The Personal Data Protection Law allows the international transfer of personal data only under certain conditions (Arts. 33-36). The main conditions for such a transfer are that the recipient jurisdiction has an adequate level of data protection; the controller adduces adequate safeguards (for instance, by using model contract clauses, binding corporate rules or other contractual arrangements); the data subject has given his/her consent explicitly; or the transfer is necessary for the performance of a contract between the data subject and the controller. Art. 11 provides stricter conditions for processing of sensitive personal data and it is reported that in practice these conditions forced many organizations to store privacy-sensitive data in Brazil. The law applies extraterritorially to all companies that target Brazilian consumers even when the company is not established in the Brazilian market.

It has been reported that, although Brazil permits Brazilian-owned entities to acquire the exclusive right to operate a satellite and its associated frequencies from specific positions, foreign-licensed satellite operators may obtain only a non-exclusive right (a landing right) to provide service in Brazilian territory. The National Telecommunications Agency (ANATEL) grants these landing rights for a fixed term of no longer than 15 years, after which the operator must reacquire the landing rights in order to continue providing services. Foreign operators are also required to pay higher annual landing fees than Brazilian firms.

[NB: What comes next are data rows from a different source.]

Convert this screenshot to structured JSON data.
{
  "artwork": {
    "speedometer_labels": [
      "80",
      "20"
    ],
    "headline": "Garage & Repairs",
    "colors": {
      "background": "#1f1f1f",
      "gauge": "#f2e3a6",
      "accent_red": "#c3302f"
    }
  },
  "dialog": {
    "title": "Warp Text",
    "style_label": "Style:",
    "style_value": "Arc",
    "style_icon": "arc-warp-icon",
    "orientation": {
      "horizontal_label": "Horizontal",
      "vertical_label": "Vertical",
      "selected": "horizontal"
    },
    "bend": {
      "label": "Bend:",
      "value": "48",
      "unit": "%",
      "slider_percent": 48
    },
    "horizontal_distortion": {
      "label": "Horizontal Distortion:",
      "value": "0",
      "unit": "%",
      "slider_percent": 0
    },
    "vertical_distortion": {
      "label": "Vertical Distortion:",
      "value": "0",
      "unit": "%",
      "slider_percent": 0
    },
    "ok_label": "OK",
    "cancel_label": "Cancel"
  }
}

Brazil has not appended the World Trade Organization (WTO) Telecom Reference Paper to its schedule of commitments.

Brazil has a telecommunications authority: The National Telecommunications Agency (ANATEL). However, it is reported that the decision making process of this entity is not fully independent from the government.

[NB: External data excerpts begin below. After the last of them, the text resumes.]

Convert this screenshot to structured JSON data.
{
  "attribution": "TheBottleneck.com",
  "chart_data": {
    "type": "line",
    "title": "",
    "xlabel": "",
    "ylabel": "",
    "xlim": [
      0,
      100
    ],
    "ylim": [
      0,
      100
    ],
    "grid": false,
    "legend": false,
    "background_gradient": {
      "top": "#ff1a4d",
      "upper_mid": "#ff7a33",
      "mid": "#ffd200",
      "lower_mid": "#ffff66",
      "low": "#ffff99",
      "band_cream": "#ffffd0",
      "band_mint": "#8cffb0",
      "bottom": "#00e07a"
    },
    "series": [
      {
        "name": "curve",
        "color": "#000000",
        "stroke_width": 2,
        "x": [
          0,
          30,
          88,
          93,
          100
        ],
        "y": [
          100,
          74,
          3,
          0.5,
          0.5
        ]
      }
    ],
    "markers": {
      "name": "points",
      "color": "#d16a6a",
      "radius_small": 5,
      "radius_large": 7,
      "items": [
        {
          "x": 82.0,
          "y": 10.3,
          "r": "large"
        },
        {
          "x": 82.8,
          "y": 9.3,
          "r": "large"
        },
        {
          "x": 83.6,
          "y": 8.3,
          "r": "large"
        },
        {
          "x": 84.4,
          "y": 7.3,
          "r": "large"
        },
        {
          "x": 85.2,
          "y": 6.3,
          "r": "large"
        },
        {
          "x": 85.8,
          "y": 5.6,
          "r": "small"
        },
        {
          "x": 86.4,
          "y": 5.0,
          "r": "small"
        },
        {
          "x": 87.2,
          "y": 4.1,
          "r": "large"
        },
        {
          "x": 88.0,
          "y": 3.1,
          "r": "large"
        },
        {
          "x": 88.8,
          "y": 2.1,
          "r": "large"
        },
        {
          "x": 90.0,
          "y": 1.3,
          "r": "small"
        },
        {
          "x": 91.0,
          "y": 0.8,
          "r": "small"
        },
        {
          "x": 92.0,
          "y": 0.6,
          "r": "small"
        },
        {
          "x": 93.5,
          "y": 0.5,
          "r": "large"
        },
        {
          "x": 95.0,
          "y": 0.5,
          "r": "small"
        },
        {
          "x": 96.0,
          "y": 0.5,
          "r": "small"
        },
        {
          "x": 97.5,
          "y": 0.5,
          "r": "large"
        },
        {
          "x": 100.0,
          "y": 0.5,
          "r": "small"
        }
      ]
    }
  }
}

Section 4 of the Annex of Normative Instruction on Public Procurement of Cloud Computing Services requires the existence of a national data centre. However, only classified information (reserved, secret and ultra secret) must be stored in the country. This results from the regulations of the Institutional Security Cabinet, especially Complementary Regulations No. 14/IN01/DSIC/SCS/GSIPR, which state that classified information should be exclusively stored in Brazil. The model terms of reference for procurement clarify this requirement. On the other hand, it is up to the high management of the public organization to define which information can be stored in the national territory or abroad.

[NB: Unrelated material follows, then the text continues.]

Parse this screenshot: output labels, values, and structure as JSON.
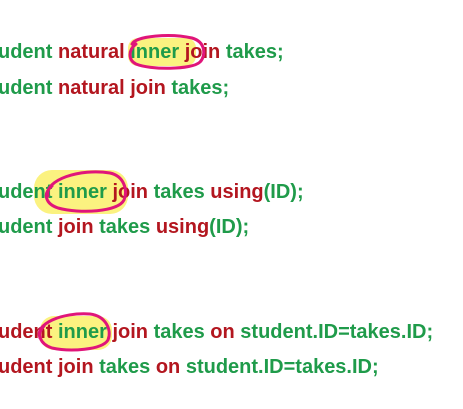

Telecomunicações Brasileiras SA (Telebras), the former incumbent, is a state-owned enterprise, that was re-established in by Decree No. 7.175 of 2010, with a more limited role. Its task is to implement public policies related to the universalization of access to telecommunications in Brazil. Its focus is on digital inclusion and broadband access to remote localities as well as providing solutions for connections to universities, research centres, schools, hospitals, community centers and other public interest facilities.